Spectacle et évaluation le 30 juin
Mardi, élèves et formateurs étaient à Bagnolet au Centre de formation professionnel des techniques du spectacle où les élèves techniciens ont retrouvé leur enseignant en électrotechnique, Marc Simoni qui leur a fait une présentation des ateliers. « L’idée de notre partenariat, explique Ewlyne Guillaume, est d’autonomiser les élèves. Ca veut dire qu’ils soient capables à l’issue de leur formation de fonder leur compagnie, s’ils le désirent en Guyane, mais surtout de pouvoir travailler avec leurs homologues français, canadiens ou américains qu’il s’agisse de cinéma ou de théâtre. » Ce premier voyage d’études s’est achevé hier mais le travail est loin d’être terminé puisque les élèves comédiens seront évalués lors de la présentation de leur spectacle de fin d’année le 30 juin tandis que les élèves techniciens vont subir une semaine d’examens avec, bien sûr, la mise en lumière du spectacle des élèves comédiens. Et puis, se profile déjà la rentrée de la deuxième promotion du TEK qui s’annonce, selon Ewlyne Guillaume, déjà prometteuse : « Nous sommes allés au lycée Bertème-Juminer pour faire des appels d’offres et déjà des élèves du lycée sont partants pour l’aventure. »

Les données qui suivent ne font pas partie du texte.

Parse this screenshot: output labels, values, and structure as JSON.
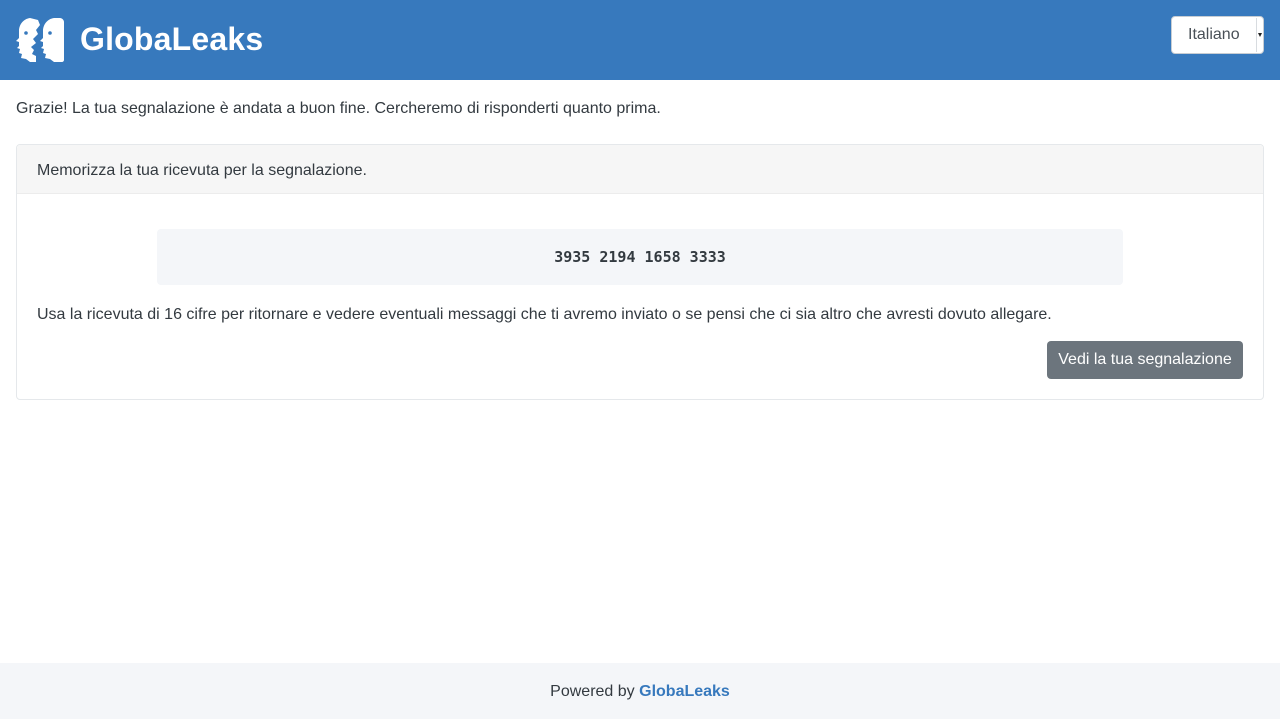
{
  "header": {
    "app_title": "GlobaLeaks",
    "logo_icon": "globaleaks-logo-icon",
    "language": {
      "selected": "Italiano"
    },
    "colors": {
      "brand": "#3779bd"
    }
  },
  "main": {
    "success_message": "Grazie! La tua segnalazione è andata a buon fine. Cercheremo di risponderti quanto prima.",
    "receipt_card": {
      "title": "Memorizza la tua ricevuta per la segnalazione.",
      "receipt_code": "3935 2194 1658 3333",
      "help_text": "Usa la ricevuta di 16 cifre per ritornare e vedere eventuali messaggi che ti avremo inviato o se pensi che ci sia altro che avresti dovuto allegare.",
      "view_button_label": "Vedi la tua segnalazione",
      "button_color": "#6c757d"
    }
  },
  "footer": {
    "powered_by": "Powered by",
    "link_text": "GlobaLeaks"
  }
}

FXG (agence de presse GHM)
Le TEK de Saint-Laurent
La Cie KS And CO, en partenariat avec la Région Guyane, le FSE, la Ville de Saint Laurent du Maroni à ouvert au mois de janvier une école de théâtre (Theatre Ecole Kokolampoe) adossée à ses activités. Deux cursus existent: les techniques du spectacle et l'art dramatique. Les enseignants proviennent de l'ENSATT et du CFPTS, deux établissements d'enseignement supérieur liés par une convention pluriannuelle. Les cours sont dispensés à raison de trente heures par semaine, d'octobre à juin et chaque année est validée par un examen. Afin de parfaire leur culture générale et d'accroître leurs compétences, les élèves, au nombre 20, font chaque année un voyage au cours duquel, ils sont plongés en immersion dans des établissements ou bien visitent des lieux en rapport avec la pédagogie mise en œuvre.
Interview
Patrick Ferrier, directeur du centre de formation professionnelle des techniques du spectacle de Bagnolet (région parisienne)
« On peut devenir des professionnels du spectacle sans avoir un bac + 10 »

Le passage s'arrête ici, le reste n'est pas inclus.